Looking back, most carriers had hosting and co-location offerings, which provided a level of security, reliability, and performance which was usually a notch above the same type of offering from the low-cost, internet centric public datacenter provider. CSPs believed that there would be an upper crust of enterprises which would value the premier service being offered and stick with the CSP for their hosting needs. In the earlier days of the Internet, the network connection to the enterprise was expensive, not as fast as the LAN, and was almost always provided by the CSP. The CSP likely connected the multiple offices of the enterprise together with an MPLS VPN, and so for both bandwidth reasons and for the ability to conveniently have the outsourced datacenter within your MPLS VPN network, the CSP was a logical choice for most.
Much has changed since then. Today, most mainstream datacenters have the same advanced security, reliability, and performance capabilities CSPs offer.

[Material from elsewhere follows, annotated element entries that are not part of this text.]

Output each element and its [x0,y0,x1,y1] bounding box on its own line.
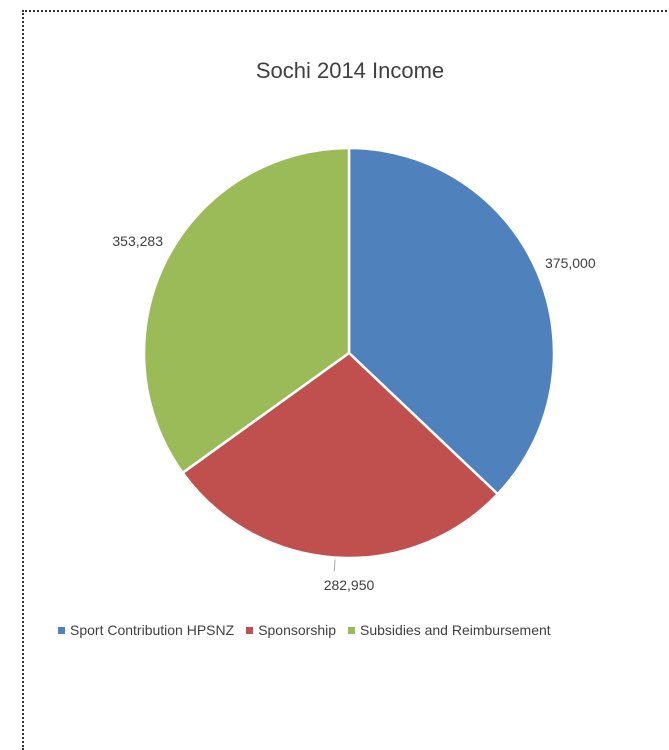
chart-title: Sochi 2014 Income [255,58,445,83]
legend-item-1: Sport Contribution HPSNZ [58,622,234,638]
leader-line-2 [333,559,336,572]
legend-swatch-icon [58,626,65,634]
data-label-3: 353,283 [112,233,163,249]
legend-item-2: Sponsorship [246,622,336,638]
legend-swatch-icon [348,626,356,634]
chart-legend: Sport Contribution HPSNZ Sponsorship Subsi… [58,622,563,638]
legend-label: Sport Contribution HPSNZ [70,622,235,638]
pie-slice-2 [181,351,499,560]
pie-slice-3 [142,146,351,475]
data-label-2: 282,950 [324,577,375,593]
pie-slice-1 [347,146,556,496]
legend-label: Sponsorship [258,622,337,638]
legend-label: Subsidies and Reimbursement [360,622,551,638]
chart-frame [22,10,669,750]
pie-chart: 375,000 282,950 353,283 [112,146,596,593]
legend-swatch-icon [246,626,254,634]
legend-item-3: Subsidies and Reimbursement [348,622,551,638]
data-label-1: 375,000 [545,255,596,271]
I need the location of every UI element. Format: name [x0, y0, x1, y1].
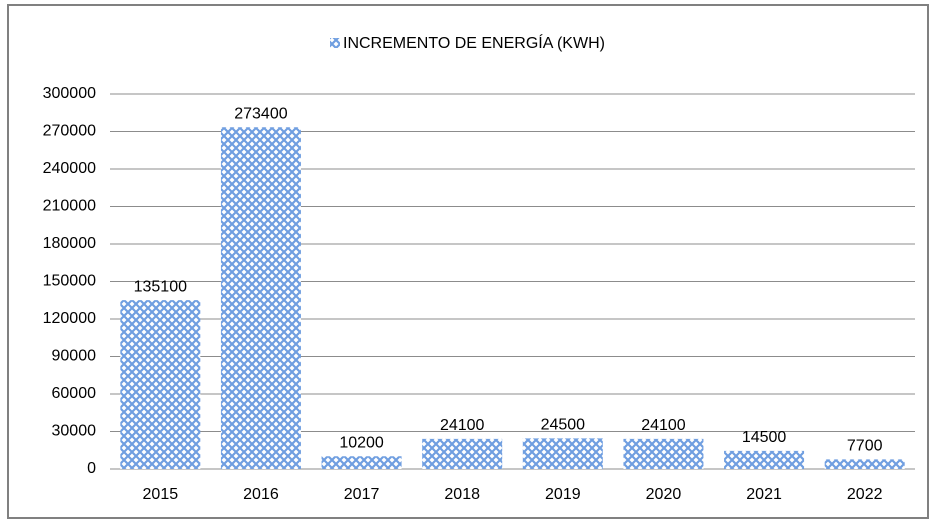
y-tick-label: 90000: [52, 348, 97, 365]
bar: [623, 438, 704, 469]
y-tick-label: 120000: [43, 310, 96, 327]
x-tick-label: 2021: [746, 486, 782, 503]
bar: [321, 456, 402, 469]
x-tick-label: 2015: [143, 486, 179, 503]
data-label: 24500: [541, 417, 586, 434]
bar: [522, 438, 603, 469]
bar: [724, 450, 805, 469]
data-label: 10200: [339, 434, 384, 451]
bar: [220, 127, 301, 469]
y-tick-label: 240000: [43, 160, 96, 177]
y-tick-label: 60000: [52, 385, 97, 402]
bar: [824, 459, 905, 469]
y-tick-label: 300000: [43, 85, 96, 102]
data-label: 24100: [641, 417, 686, 434]
x-tick-label: 2017: [344, 486, 380, 503]
y-tick-label: 180000: [43, 235, 96, 252]
y-tick-label: 270000: [43, 123, 96, 140]
data-label: 24100: [440, 417, 485, 434]
x-tick-label: 2019: [545, 486, 581, 503]
x-tick-label: 2018: [444, 486, 480, 503]
y-tick-label: 150000: [43, 273, 96, 290]
y-tick-label: 0: [87, 460, 96, 477]
data-label: 14500: [742, 429, 787, 446]
data-label: 7700: [847, 438, 883, 455]
x-tick-label: 2016: [243, 486, 279, 503]
x-tick-label: 2020: [646, 486, 682, 503]
data-label: 135100: [134, 278, 187, 295]
bar: [120, 300, 201, 469]
x-tick-label: 2022: [847, 486, 883, 503]
y-tick-label: 210000: [43, 198, 96, 215]
data-label: 273400: [234, 105, 287, 122]
legend-label: INCREMENTO DE ENERGÍA (KWH): [343, 33, 605, 52]
legend-swatch: [330, 38, 340, 48]
y-tick-label: 30000: [52, 423, 97, 440]
bar: [422, 438, 503, 469]
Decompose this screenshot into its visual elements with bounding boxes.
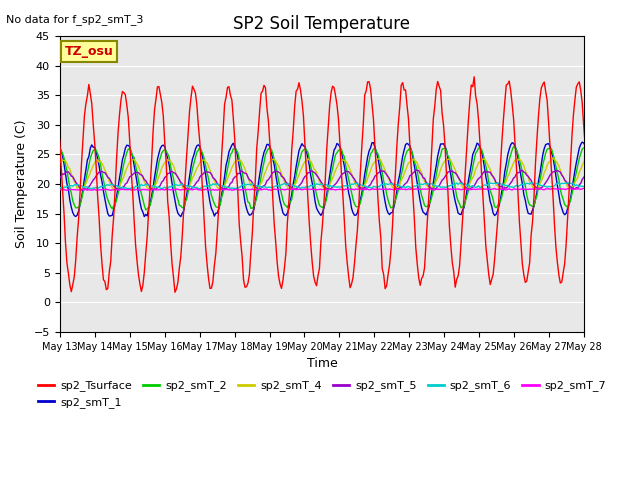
Text: TZ_osu: TZ_osu — [65, 45, 114, 58]
Text: No data for f_sp2_smT_3: No data for f_sp2_smT_3 — [6, 14, 144, 25]
Legend: sp2_Tsurface, sp2_smT_1, sp2_smT_2, sp2_smT_4, sp2_smT_5, sp2_smT_6, sp2_smT_7: sp2_Tsurface, sp2_smT_1, sp2_smT_2, sp2_… — [33, 376, 611, 412]
Y-axis label: Soil Temperature (C): Soil Temperature (C) — [15, 120, 28, 248]
Title: SP2 Soil Temperature: SP2 Soil Temperature — [234, 15, 410, 33]
X-axis label: Time: Time — [307, 357, 337, 370]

As Jo points out, “The larger players have been able to buy their way into the market: We saw Verizon acquire Terremark”. One could argue, that the multi-carrier network of the “carrier neutral” hosting and co-location companies is actually better connectivity than any one CSP could offer. Some believe this strategic multi-carrier connectivity is the real reason Verizon acquired Terremark, with its “NAP of the Americas.” Finally, performance improvements and cost reduction in encryption-capable routers are allowing customer-configurable, IPSec-based VPN capability over multiple carrier networks an attractive alternative to the carrier-configured and controlled MPLS-based VPN.
Jo goes on to point out, CSPs find themselves looking at a $40-50 billion market led by such offerings as AWS, GCE and Rackspace Cloud. It’s no wonder that many CSPs are beginning to build out cloud offerings themselves. As Jo puts it, “with mixed successes: Telstra, SingTel, French operator SFR, British Telecom, KT Corporation, Orange, AT&T, KDDI Corporation and Chunghwa Telecom, among many others, have all taken a shot at creating a cloud-services business.”
So, why have carriers experienced mixed success? Because building cloud infrastructure at scale is not easy. Solving this problem is Cloudscaling’s raison d’être.
Jo’s report outlines three areas in which carrier clouds have fallen short: cost competitiveness, acumen in selling cloud services, and bad technology bets. She then points out that, in an effort to address those shortcomings, many carriers “are now turning to commercial products or well-supported open-source systems to take another crack at it.” That’s what we’re seeing, too.
Cost competitiveness is partially about equipment cost and software licensing, but equally important is operational efficiency. Achieving operational efficiency starts with cloud design, and that’s where the discomfort starts for many carriers. One need look no further than comparing the architecture of EC2 or GCE with that of Terremark or Savvis. They’re completely different. Our approach is to help CSPs understand how cloud design and architecture profoundly impact their long-term ability to deliver services cost competitively.
The operational efficiency of cloud virtualization and automation provides for ultimately powerful pricing advantages over virtually any other model in hosting and co-location.
Cloud developers and application technicians know how they want to acquire clouds services, what they should pay for them, and how they should work. Amazon has been quite successful in listening to the community and delivering a constant stream of innovation. CSPs usually set out to offer their cloud services in their home regions, where Amazon is not strong. We suggest a go- to-market model drafting on this runaway success, delivering what the early adopters want, but in the countries and using the special capabilities that the CSP has.
And finally, it’s hard to argue with “open cloud” technology, as epitomized by projects like OpenStack, OpenFlow and Open Compute. At this point in the maturity cycle of cloud technology, there is strong momentum and investment in these directions. The early pioneers on a different technology base are going to be marginalized into niche market segments (at best) and OpenStack, like the Linux OS, or IP networking, will become the standard “open cloud” technology direction that will dominate the industry. It’s not a difficult prediction to make at this point, but if a CSP isn’t going that way yet, it’s time to try a new approach.